Anything goes? Not really. Anything may go, but not at any point. There is a time and place for everything, and a season for everything under heaven, to paraphrase the Ecclesiast.
Ancient rhetoric was equipped with three notions of testing the appropriateness of any speech. These were kairos, decorum and the audience. I say ancient rhetoric, but actually these three categories apply today, and I suppose they will always have force as long as humans use speech (or written text) to accuse or defend, exhort or dissuade, praise or blame.
Kairos commands the right moment. It defines the proper time for action, the moment when words become crossbow bolts on the lips of the speaker. The best speech will fail if it’s delivered at the wrong moment. Timing is everything, as any successful speaker will tell you. A moment too early or too late, and the words will miss their target, falling on deaf or overexcited ears. Or on no ears at all.

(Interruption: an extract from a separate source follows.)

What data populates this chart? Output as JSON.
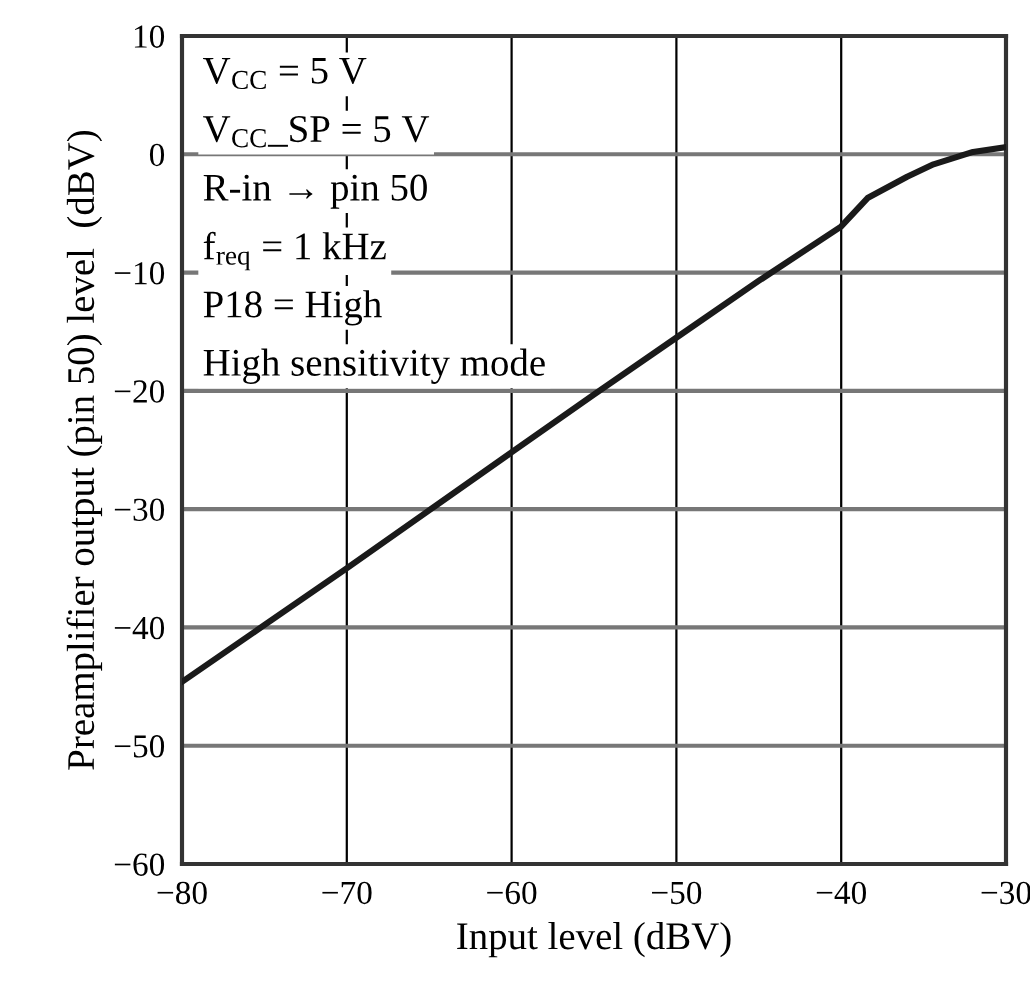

Decorum measures the circumstances, looking more widely at what words are used, the values they embody, the ideas they promote. It also tracks the suitability of an idea in the wider context in which it is used. A decorous speech is not necessarily one made in good taste, modest, or comme-il-faut, but one which matches the expectations.
Finally, ‘audience’ is, well, about the kind of audience a speech is designed for. There is no speech without an audience, and a speech without an intended audience is like a rock drifting through space, lost in its own deluded inertia.
What’s the point of preaching if it’s to the choir or to the already converted?